Any such preferential issue is required to be approved by the majority of minority shareholders of the company (i.e., the promoters, the promoter group and any proposed allottee in the preferential issue that may already hold securities in the company cannot vote). The proposed use of preferential issue proceeds has to be disclosed in the explanatory statement sent for purposes of the shareholders’ resolution. A monitoring agency shall be appointed for monitoring the use of such proceeds. Moreover, allottees will be subject to a three-year lock-in of securities, as opposed to the existing one-year time period.
The proposed relaxation to the pricing guidelines for preferential allotment under ICDR Regulations is timely, given that the historical 26-week look back price is no longer reflective of the current valuations. The sharp fall in share prices since the advent of Covid 19 related disruption, has made the existing floor price for preferential issues untenable. In fact, this relaxation should be made available for all companies and not just stressed companies, as a large number of them will be looking to inject more capital. In our view, given that the Covid 19 related disruption may not be temporary in nature, limiting the relaxation to stressed companies is short sighted. SEBI could also consider alternative methods of fixing the floor price for non-stressed companies which are in keeping with current market conditions.

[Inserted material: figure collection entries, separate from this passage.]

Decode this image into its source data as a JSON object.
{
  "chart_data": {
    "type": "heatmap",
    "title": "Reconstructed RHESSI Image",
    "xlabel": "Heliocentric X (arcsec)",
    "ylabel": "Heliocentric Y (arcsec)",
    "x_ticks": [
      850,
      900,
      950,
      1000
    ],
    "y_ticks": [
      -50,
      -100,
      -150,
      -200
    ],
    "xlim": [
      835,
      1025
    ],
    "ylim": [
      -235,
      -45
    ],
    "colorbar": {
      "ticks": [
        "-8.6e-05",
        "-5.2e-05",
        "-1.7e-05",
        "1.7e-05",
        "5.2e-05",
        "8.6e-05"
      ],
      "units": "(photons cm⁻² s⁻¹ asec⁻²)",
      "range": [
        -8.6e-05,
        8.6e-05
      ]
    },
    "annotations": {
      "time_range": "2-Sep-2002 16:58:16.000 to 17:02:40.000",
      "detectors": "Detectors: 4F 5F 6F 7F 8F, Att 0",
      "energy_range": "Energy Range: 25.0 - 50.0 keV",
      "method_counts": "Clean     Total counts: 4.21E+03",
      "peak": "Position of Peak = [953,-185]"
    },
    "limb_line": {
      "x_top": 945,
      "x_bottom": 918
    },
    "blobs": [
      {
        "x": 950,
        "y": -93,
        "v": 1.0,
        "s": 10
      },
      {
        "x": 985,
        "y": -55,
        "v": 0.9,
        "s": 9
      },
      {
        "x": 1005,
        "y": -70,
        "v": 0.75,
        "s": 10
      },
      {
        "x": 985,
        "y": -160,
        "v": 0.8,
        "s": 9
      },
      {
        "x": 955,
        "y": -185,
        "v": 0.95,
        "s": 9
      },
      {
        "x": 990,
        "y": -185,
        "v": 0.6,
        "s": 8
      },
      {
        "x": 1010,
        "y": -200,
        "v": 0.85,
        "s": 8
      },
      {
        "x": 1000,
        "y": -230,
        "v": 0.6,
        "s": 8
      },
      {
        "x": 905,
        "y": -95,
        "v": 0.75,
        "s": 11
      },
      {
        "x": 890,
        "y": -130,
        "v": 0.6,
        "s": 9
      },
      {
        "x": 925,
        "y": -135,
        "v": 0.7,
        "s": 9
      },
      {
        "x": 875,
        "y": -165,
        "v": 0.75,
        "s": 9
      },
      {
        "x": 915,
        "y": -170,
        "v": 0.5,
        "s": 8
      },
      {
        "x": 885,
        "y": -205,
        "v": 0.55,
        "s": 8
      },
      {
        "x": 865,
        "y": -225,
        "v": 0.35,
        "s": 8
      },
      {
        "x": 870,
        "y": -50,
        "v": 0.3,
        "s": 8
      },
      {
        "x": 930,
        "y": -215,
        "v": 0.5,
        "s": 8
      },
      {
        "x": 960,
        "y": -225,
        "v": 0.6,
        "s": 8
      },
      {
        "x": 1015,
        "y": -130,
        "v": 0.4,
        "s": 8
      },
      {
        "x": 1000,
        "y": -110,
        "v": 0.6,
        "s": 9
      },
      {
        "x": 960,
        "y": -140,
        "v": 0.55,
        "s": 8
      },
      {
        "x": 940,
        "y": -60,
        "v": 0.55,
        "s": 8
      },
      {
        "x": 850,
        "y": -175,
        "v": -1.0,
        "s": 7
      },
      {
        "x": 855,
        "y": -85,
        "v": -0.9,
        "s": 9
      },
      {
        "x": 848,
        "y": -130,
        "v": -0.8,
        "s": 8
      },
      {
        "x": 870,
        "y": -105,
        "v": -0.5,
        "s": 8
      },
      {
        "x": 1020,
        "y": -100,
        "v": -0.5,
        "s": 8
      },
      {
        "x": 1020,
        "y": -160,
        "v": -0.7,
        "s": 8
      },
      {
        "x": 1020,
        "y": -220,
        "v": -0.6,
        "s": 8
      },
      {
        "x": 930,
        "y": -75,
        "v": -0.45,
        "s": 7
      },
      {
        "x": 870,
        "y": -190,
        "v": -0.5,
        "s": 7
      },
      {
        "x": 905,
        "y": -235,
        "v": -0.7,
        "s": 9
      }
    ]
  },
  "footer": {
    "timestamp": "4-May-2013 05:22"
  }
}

The relaxations under the SAST Regulations,are available for an investor who acquires substantial stake in excess of 25%, but does not acquire control over the company. It is not clear if this is the intent, as in some parts, the consultation paper has mentioned about the investor taking operational control of the company. The current relaxation is, therefore, limited to white knights who may rescue existing promoters by investing substantial capital in the company, without acquiring any control. However, investors who are willing to invest above 25% without control rights are few and far between. Therefore, this relaxation may not find many takers.
Given that preferential issuances that avail of these relaxations are to be approved by majority of the minority shareholders, it is recommended that they be available to promoters who may want to infuse equity capital in the company on the basis of a less onerous floor price. If the objective is to alleviate stress and avoid heavy leverage, the said relaxations should also be made available to promoter infusions that are approved by majority of the minority shareholders.
The intention behind increased lock-in period is unclear. It unnecessarily colours the benefits provided by the proposed relaxations. The existing regime of one-year lock in period is sufficient for the purpose. Any further increase in this period may possibly reduce investor appetite to make such investments in these troubled times.
The consultation paper is open for comments from the market participants and the public until May 13, 2020.